Was mit Unterwäsche funktioniert, klappt auch mit Klamotten. So zumindest der Ansatz einer relativ neuen Idee. Unternehmen wie Outfittery oder Modomoto buhlen um den unselbständigen Kunden. Sie bewerben ihre Plattformen mit Slogans wie „Männer-Outfits, für Sie persönlich zusammengestellt“ oder „Gut gekleidet ohne Shopping„. Wem bereits früher die Mutti bis ins Erwachsenenalter die Klamotten rausgelegt hat, der wird an diesen Portalen seine wahre Freude haben. Passt das hellblaue Hemd zur dunkelbraunen Kordhose? Ist die Chino oder eher die Buntfaltenhose für den persönlichen Typ passend? Nicht fragen, einfach das zugeschickte Ensemble anziehen und alles ist gut.

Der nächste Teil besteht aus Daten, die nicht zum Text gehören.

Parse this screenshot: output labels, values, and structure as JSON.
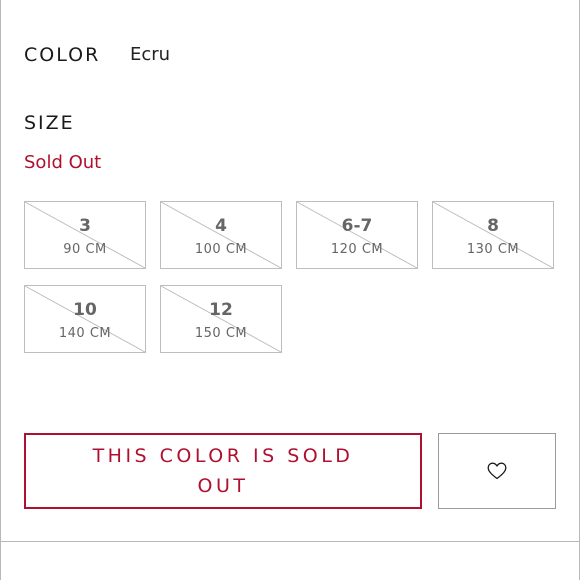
{
  "color": {
    "label": "COLOR",
    "value": "Ecru"
  },
  "size": {
    "label": "SIZE",
    "status": "Sold Out",
    "options": [
      {
        "size": "3",
        "length": "90 CM",
        "available": false
      },
      {
        "size": "4",
        "length": "100 CM",
        "available": false
      },
      {
        "size": "6-7",
        "length": "120 CM",
        "available": false
      },
      {
        "size": "8",
        "length": "130 CM",
        "available": false
      },
      {
        "size": "10",
        "length": "140 CM",
        "available": false
      },
      {
        "size": "12",
        "length": "150 CM",
        "available": false
      }
    ]
  },
  "actions": {
    "sold_out_label": "THIS COLOR IS SOLD OUT",
    "wishlist_icon": "heart-icon"
  },
  "colors": {
    "accent": "#b01030",
    "border": "#bdbdbd",
    "muted_text": "#666666"
  }
}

Diese Mode-Beratungs-Unternehmen arbeiten alle fast nach dem identischen Muster. Bei der etwas langwierigen Anmeldung wird man nicht nur nach Alter und Größe gefragt sondern auch nach dem Modetyp. Soll es eher Casual sein, oder Business Casual, oder ist man eher Trendbewusst oder darf es hingegen Klassisch sein? Laut Aussage der Unternehmen stellen darauf hin entsprechende Modeexperten die passenden Outfits zusammen. Dies kann man nun glauben oder nicht. Schließlich ist es eine einfache, mathematische Matching-Formel. Und schlussendlich wollen die Unternehmen die Klamotten verkaufen, welche sie selber auf Lager haben. Mit ein paar freien Kleidungsvariationen lassen sich auf wundersame Expertenart Tausende Kombinationen erstellen.

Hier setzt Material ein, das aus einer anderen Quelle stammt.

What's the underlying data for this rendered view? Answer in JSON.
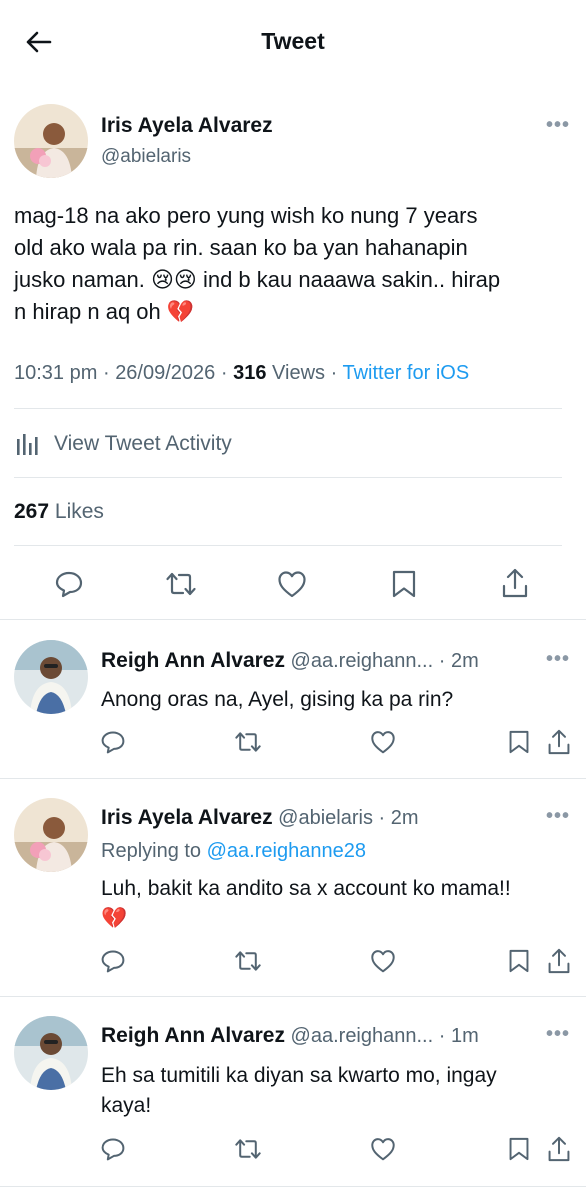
{
  "header": {
    "title": "Tweet"
  },
  "main_tweet": {
    "name": "Iris Ayela Alvarez",
    "handle": "@abielaris",
    "text_lines": [
      "mag-18 na ako pero yung wish ko nung 7 years",
      "old ako wala pa rin. saan ko ba yan hahanapin",
      "jusko naman. 😢😢 ind b kau naaawa sakin.. hirap",
      "n hirap n aq oh 💔"
    ],
    "time": "10:31 pm",
    "date": "26/09/2026",
    "views_count": "316",
    "views_label": "Views",
    "client": "Twitter for iOS",
    "activity_label": "View Tweet Activity",
    "likes_count": "267",
    "likes_label": "Likes"
  },
  "replies": [
    {
      "name": "Reigh Ann Alvarez",
      "handle": "@aa.reighann...",
      "time": "2m",
      "text_lines": [
        "Anong oras na, Ayel, gising ka pa rin?"
      ]
    },
    {
      "name": "Iris Ayela Alvarez",
      "handle": "@abielaris",
      "time": "2m",
      "replying_prefix": "Replying to",
      "replying_to": "@aa.reighanne28",
      "text_lines": [
        "Luh, bakit ka andito sa x account ko mama!!",
        "💔"
      ]
    },
    {
      "name": "Reigh Ann Alvarez",
      "handle": "@aa.reighann...",
      "time": "1m",
      "text_lines": [
        "Eh sa tumitili ka diyan sa kwarto mo, ingay",
        "kaya!"
      ]
    }
  ],
  "separator_dot": "·",
  "more_glyph": "•••",
  "colors": {
    "link": "#1d9bf0",
    "secondary_text": "#536471",
    "divider": "#e3e7ea"
  },
  "icons": [
    "back-arrow-icon",
    "more-icon",
    "activity-chart-icon",
    "reply-icon",
    "retweet-icon",
    "like-icon",
    "bookmark-icon",
    "share-icon"
  ]
}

Das Prinzip dieser Portale ist simpel und attraktiv zugleich. Man gibt seine persönlichen Daten an und bekommt darauf hin, in regelmäßigen Abständen, passende Outfits zugesendet. Diese probiert man zu Hause in aller Ruhe aus. Was einem gefällt, das behält man. Was einem nicht gefällt, sendet man wieder zurück. Dieser Service hat natürlich seinen Preis. Aber offenbar gibt es einen Bedarf dafür. Der Versandhandel hat sich durchgesetzt, weil das Shoppen in Ladengeschäften vielen zu stressig und zu zeitaufwendig ist. Der Beratungstrend setzt dieser Entwicklung noch eines oben drauf. Der Zeitaufwand wird gegen Null reduziert und der Kunde muss sich nur noch mit der finalen Frage beschäftigen: gefällt mir der zugeschickte Kleiderhaufen oder nicht.

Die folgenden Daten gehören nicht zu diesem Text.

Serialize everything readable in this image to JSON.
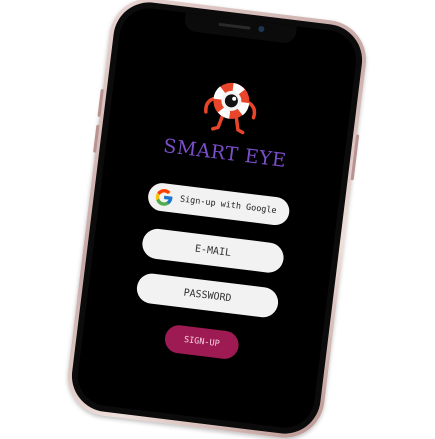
{
  "app": {
    "title": "SMART EYE"
  },
  "google_signup": {
    "label": "Sign-up with Google",
    "icon": "google-g-icon"
  },
  "email": {
    "placeholder": "E-MAIL",
    "value": ""
  },
  "password": {
    "placeholder": "PASSWORD",
    "value": ""
  },
  "signup_button": {
    "label": "SIGN-UP"
  },
  "mascot": {
    "icon": "eye-mascot-icon"
  },
  "colors": {
    "screen_background": "#000000",
    "title": "#7b4fc9",
    "signup_button": "#9e1a52",
    "field_background": "#f2f2f2",
    "mascot_ring": "#e8452b"
  }
}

Auf mich wirkt diese Entwicklung äußerst befremdlich. Denn sie macht uns zum willenlosen Konsumhamster. Wir denken nicht mehr nach, was wir kaufen wollen. Wir handeln dazu auch nicht mehr. Uns wird der komplette Prozess des Kaufens abgenommen. Auspacken, Anziehen, Fresse halten. Schlussendlich also so, als wenn Mutti uns die Klamotten aufs Bett legt.